Als „Stadt-Troubadour“, eine Art Bänkelsänger im fiktiven Provinzort Stars Hollow, flankierte Phillips mit eigenen und gecoverten Liedern an der Straßenecke die Geschichten von Tochter und Mutter Gilmore. Die tolle Stimme des 54-Jährigen haben Millionen Fans der in etlichen Staffeln gesendeten Serie also schon kennengelernt.
Doch Grant-Lee Phillips ist vor allem ein herausragender Studio- und Live-Musiker, der auch mit dem neunten Soloalbum seit „Ladies’ Love Oracle“(2000) nachhaltig überzeugt.
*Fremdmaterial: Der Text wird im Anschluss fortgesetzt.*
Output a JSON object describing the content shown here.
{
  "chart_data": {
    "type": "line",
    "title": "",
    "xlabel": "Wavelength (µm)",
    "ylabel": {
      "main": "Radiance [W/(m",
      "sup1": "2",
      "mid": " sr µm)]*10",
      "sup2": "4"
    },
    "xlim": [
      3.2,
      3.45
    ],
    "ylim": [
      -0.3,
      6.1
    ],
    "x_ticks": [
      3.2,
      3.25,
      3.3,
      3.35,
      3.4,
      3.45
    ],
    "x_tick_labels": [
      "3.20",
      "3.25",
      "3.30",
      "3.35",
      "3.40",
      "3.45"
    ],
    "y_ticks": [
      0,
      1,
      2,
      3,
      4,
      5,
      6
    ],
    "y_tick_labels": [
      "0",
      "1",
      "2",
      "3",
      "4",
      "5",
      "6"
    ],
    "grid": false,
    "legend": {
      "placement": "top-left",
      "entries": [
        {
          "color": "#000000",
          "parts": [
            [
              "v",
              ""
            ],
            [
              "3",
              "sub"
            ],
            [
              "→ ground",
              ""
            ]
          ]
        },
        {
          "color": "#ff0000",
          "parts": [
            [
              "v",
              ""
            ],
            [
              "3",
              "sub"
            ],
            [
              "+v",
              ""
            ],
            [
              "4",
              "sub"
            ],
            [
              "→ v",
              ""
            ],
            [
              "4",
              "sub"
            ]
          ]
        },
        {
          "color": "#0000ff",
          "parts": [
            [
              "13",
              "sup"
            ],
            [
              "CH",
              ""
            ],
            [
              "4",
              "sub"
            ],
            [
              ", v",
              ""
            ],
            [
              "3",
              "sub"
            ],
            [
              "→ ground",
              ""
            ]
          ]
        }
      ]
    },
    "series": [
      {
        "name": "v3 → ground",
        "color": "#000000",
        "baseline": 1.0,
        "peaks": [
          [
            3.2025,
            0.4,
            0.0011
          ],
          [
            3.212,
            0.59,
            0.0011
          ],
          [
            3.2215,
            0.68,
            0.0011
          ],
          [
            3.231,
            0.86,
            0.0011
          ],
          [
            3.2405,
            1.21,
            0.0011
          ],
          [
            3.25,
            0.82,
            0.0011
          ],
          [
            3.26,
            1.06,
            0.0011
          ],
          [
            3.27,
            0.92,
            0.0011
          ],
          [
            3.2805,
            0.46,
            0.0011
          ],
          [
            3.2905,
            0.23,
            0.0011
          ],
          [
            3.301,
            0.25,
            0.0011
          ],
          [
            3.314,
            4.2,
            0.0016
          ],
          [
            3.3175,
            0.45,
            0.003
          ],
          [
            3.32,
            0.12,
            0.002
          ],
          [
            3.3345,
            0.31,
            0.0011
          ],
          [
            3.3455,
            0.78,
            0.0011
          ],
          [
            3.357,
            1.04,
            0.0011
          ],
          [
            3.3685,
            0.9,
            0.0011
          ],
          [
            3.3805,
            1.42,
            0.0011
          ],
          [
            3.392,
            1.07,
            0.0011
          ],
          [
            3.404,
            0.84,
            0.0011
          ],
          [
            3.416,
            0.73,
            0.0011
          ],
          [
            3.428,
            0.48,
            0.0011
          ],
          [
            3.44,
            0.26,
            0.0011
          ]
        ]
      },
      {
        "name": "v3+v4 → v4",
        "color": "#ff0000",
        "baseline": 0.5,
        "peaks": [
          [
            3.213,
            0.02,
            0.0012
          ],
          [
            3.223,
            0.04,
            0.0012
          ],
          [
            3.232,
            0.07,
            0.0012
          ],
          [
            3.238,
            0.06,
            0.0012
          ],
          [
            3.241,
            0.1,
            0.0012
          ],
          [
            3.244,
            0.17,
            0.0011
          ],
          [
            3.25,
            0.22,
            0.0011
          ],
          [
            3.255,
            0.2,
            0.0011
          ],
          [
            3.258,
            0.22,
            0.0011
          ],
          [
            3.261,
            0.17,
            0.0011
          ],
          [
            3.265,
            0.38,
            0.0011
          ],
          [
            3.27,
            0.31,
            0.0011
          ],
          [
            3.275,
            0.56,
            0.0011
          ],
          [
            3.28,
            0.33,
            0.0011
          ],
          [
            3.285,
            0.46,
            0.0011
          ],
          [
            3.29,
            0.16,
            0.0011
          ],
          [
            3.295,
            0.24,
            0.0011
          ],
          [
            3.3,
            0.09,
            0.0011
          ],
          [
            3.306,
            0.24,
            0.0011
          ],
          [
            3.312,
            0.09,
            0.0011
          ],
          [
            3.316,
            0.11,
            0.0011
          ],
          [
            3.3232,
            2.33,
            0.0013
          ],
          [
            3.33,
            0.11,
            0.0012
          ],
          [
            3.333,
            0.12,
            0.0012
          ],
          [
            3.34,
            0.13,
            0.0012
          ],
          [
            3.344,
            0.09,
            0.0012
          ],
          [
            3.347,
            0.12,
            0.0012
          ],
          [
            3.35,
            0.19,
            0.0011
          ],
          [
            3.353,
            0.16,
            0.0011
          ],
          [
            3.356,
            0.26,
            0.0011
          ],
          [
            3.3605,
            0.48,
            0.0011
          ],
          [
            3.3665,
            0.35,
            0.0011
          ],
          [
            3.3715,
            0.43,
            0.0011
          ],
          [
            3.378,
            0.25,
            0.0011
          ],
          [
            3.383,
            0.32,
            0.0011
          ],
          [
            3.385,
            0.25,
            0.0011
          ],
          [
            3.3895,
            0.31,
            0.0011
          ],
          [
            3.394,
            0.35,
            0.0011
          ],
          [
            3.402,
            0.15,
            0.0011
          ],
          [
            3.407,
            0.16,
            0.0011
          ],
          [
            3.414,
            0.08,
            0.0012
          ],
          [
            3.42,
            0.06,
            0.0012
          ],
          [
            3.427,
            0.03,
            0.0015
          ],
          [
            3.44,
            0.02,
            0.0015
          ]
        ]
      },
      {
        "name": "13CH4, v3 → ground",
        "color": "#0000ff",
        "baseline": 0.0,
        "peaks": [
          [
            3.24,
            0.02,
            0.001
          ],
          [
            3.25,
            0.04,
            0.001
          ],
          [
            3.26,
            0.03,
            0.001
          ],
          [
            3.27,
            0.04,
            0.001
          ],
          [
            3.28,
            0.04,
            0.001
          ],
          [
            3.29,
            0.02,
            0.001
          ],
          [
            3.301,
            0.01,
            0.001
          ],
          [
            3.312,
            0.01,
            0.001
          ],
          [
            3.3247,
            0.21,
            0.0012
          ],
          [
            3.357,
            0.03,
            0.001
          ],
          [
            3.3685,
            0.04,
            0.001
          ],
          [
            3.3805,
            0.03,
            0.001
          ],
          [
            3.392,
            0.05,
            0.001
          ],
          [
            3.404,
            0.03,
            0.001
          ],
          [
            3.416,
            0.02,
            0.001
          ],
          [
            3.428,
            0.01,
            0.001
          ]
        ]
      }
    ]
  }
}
Mehr noch: „Widdershins“erweist sich als sein stärkstes Werk seit den grandiosen 90er-Jahre-Platten mit der von ihm gegründeten Alternative-Rock-Band Grant Lee Buffalo.
Neue Dringlichkeit
Nach weniger zwingenden Alben bis zum soliden Countryrock-Abstecher „The Narrows“(2016) schien das Feuer etwas erloschen. Doch wie so viele US-Musiker hat Phillips nun mit der frustrierenden Präsidentschaft von Donald Trump in seinen Texten, aber auch im Sound eine neue Dringlichkeit entwickelt.
Songtitel wie „King Of Catastrophes“oder „Liberation“deuten schon an, dass dies eine politisch aufgeladene Platte ist. Zudem lässt der gebürtige Kalifornier seine Gitarre wieder wütender klingen, etwa im wuchtigen „Great Acceleration“.
Nicht zuletzt hat er einige der schönsten Melodien seiner rund 30jährigen Karriere im Gepäck, etwa die an Grammy-Gewinnerin Aimee Mann erinnernden Folkpop-Preziosen „Unruly Mobs“, „Totally You Gunslinger“und „History Has Their Number“. Es wird höchste Zeit, dass Phillips auch als Musiker endlich den verdienten Ruhm einheimst.